The Incidence of Chronic Lymphocytic Leukemia in the General Population.

Background. Chronic Lymphocytic Leukemia is the most frequent leukemia in the Western countries (Rozman, 1995) but its incidence is not well established. Epidemiological data are based on reports from tumour registries, with an estimated incidence lower than 3-cases/100000 pts-year. Tumour registries can however underestimate the incidence of CLL as highlighted by the 37% higher incidence reported in a selected population of Veterans (Zent, 2000). We aimed to assessing the incidence of CLL in a population-based cohort from an epidemiological survey on familial thrombosis, (Tosetto, 2003) which was followed for at least 8 years.

Material and Methods. 15109 healthy people from 18 to 65 years of age in the Vicenza township were enrolled in the VITA Project (8017 females and 7092 males, with a median age of 43 years). A clinical history was collected and blood and DNA samples were withdrawn and stored at the time of enrolment. The study begun in 1993 and ended in 1996. Patients with a diagnosis of CLL (ICD-9 code 204) were traced using data from the Veneto Region Health Service database, which records all hospital admission for residents in the enrolment area. Moreover, the database encompasses data of all the subjects visited in the Vicenza Hematology Department, the unique hematological facility of the area, even if not subsequently admitted to the hospital. Diagnosis of CLL was validated if based on morphological and immunophenotypic data according to currently accepted criteria (Cheson, 1988; IWCC, 1989; Rozman, 1995).

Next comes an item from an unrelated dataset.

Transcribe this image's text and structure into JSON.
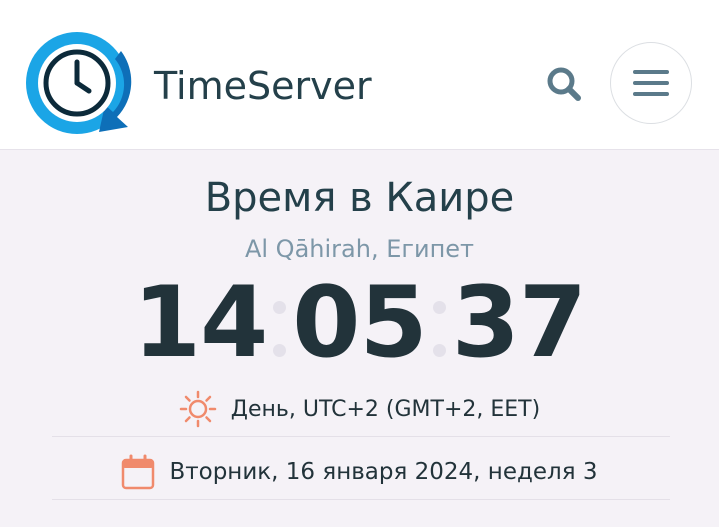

Results. Six out 15109 people were diagnosed with a CLL (4 males). The median follow-up for the entire cohort was 8.2 years and the total time of exposure was 121000 pts-year. Incidence of CLL is estimated to be 4.9 cases/100000 pts-year (CI: 1.8–10.7). Diagnosis of CLL was done from 36 to 97 months after the enrolment. Mean age at diagnosis was 66 years (61 – 70). At the time of enrolment in the study, all of the patients had a normal WBC. Three persons presented an immunoglobulin VH gene rearrangement, 32, 54 and 57 months before diagnosis. All of the patients were asymptomatic at diagnosis. The median follow-up of all the subjects was 28 months (7 – 57 months). Only one of them became symptomatic and needed a treatment, 40 months after the diagnosis.

Conclusions. According to our data, the incidence of CLL appears to be higher than assessed so far. In our opinion it’s noteworthy that the estimation is based on data of subjects evaluated in a clinical setting and not from tumour or disease registries. In fact it could be still underestimated comparing the young median age of our cohort with that usually reported at diagnosis (Rozman, 1995). Moreover, the comparison of our data with those available could suggest that only a quote of the cases might be usually diagnosed. Finally, the presence of the Ig VH gene rearrangement at the time of the enrolment suggests that the disease may be present a very long time before any clinical evidence.